The Crab Crib in Baltimore: Casual Steamed Crabs and Old Bay by the Pound

The Crab Crib is a small counter-service spot where you order steamed blue crabs by the pound, get them heaped onto butcher paper, and eat at picnic tables or take them home. It operates in Canton, a neighborhood where crab houses range from casual carryout shacks to sit-down restaurants with table service, making The Crab Crib the fastest option if you want crabs without ceremony.

What The Crab Crib actually is

This is a Baltimore-style crab house stripped to essentials: live crabs steamed in a large pot, seasoned aggressively with Old Bay, sold by the pound with minimal markup. There is no kitchen beyond the steaming operation. The space is small, with a handful of picnic tables outside and an interior counter where you order. The clientele is mixed locals and tourists, with a high turnover during lunch and early evening. Everything about the setup signals efficiency over comfort.

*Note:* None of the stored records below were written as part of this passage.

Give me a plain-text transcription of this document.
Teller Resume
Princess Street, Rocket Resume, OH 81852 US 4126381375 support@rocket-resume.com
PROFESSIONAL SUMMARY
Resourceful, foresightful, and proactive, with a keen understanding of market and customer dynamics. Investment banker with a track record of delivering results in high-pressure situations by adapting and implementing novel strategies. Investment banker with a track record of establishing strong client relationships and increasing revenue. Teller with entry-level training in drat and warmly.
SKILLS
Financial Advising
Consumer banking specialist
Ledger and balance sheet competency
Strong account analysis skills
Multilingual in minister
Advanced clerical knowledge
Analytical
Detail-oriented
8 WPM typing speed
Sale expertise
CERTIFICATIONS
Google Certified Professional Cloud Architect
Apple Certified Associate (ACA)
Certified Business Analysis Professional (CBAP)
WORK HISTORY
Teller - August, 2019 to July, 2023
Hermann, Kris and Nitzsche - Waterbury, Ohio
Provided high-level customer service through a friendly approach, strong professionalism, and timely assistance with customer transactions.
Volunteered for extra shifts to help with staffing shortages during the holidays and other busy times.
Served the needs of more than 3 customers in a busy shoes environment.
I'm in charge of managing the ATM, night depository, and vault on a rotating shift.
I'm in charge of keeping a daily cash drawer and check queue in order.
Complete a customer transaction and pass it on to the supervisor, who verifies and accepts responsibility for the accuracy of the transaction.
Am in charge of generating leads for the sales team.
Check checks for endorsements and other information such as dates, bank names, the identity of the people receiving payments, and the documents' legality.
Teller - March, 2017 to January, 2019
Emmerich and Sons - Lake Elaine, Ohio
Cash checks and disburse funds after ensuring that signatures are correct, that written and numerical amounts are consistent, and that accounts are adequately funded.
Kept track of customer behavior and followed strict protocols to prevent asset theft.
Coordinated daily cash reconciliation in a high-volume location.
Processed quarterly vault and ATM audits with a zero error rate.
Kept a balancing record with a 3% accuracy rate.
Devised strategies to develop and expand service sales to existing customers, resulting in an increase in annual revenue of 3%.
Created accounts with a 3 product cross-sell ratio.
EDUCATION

Crabs, sizing, and pricing

Blue crabs come in three size categories: small (called "jimmies" or "females" depending on the molt), medium, and large. Pricing fluctuates with season and availability, but expect to pay roughly $25 to $45 per dozen for live steamed crabs, with medium-sized crabs at the middle of that range. A single person can comfortably eat 4 to 6 crabs; a party of three to four typically orders a dozen to a dozen and a half. The Crab Crib seasons all crabs with Old Bay in the steaming water, so ordering "extra hot" adds more seasoning; request "light" if you prefer less salt.

Sides are minimal: corn on the cob, coleslaw, and beer are the standard accompaniments. You pay separately for any of these. No butter or vinegar is offered at the table, though the crabs arrive wet from steaming and need neither.

How The Crab Crib compares to other Baltimore crab houses

Canton has three distinct crab-eating models. The Crab Crib is pure carryout speed. G&M Seafood, also in Canton, offers the same steamed-crab model but with a larger dining room and more elaborate sides (Old Bay fries, crab dip, fried shrimp), and charges slightly more per pound; choose G&M if you want to linger and order alcohol. Faidley's Seafood in Lexington Market is a century-old wholesale operation with a small eating counter; it sells crabs at lower per-pound rates than either carryout spot because it moves volume, but the counter seating is tight and the experience is less comfortable than a picnic table.

For a sit-down crab house with servers, table cloths, and a full bar, Cantler's Riverside Inn across the harbor in Annapolis is the comparison point, though it sits outside Baltimore proper and costs significantly more per crab.

The Crab Crib undercuts sit-down houses on price and beats carryout competitors on speed and simplicity.

Who The Crab Crib suits and who it does not

This place is for people who want crabs now and do not mind eating with their hands in a casual setting. It suits lunch breaks, groups passing through Canton, and anyone buying crabs to take home. It does not suit anyone seeking a plated meal, wine pairings, or a server. It is not wheelchair-accessible if mobility is an issue; the picnic tables are outside and the counter is basic.

If you are squeamish about live crabs or the sound of the steaming operation, the enclosed seating at nearby sit-down houses may feel less confrontational.

What the first visit involves

Walk up to the counter, tell the staff how many crabs you want and what size. They will weigh them, quote a price, and take payment upfront. Steaming happens in real time; expect a 10 to 15 minute wait if they have a line. Once your crabs arrive, take them to a picnic table (or ask for them wrapped if you are taking them home). Bring or buy a beer from the fridge near the register. Crack the crabs with a wooden mallet, pull meat from the legs and claws and the body cavity with a small pick, and wipe your hands on napkins frequently. There is no service; you throw your shells and paper away yourself.

Hours and logistics

The Crab Crib operates seasonally, typically May through September, though verify current hours by phone, as staffing and crab availability shift week to week during peak season. Street parking is available in Canton; there is no dedicated lot. The address is in Canton, near the water but not directly on it.

The Crab Crib fills the gap between convenience and authenticity: it serves the crabs Baltimore is known for without the overhead of a full restaurant, and it does that job better than most of its immediate competitors.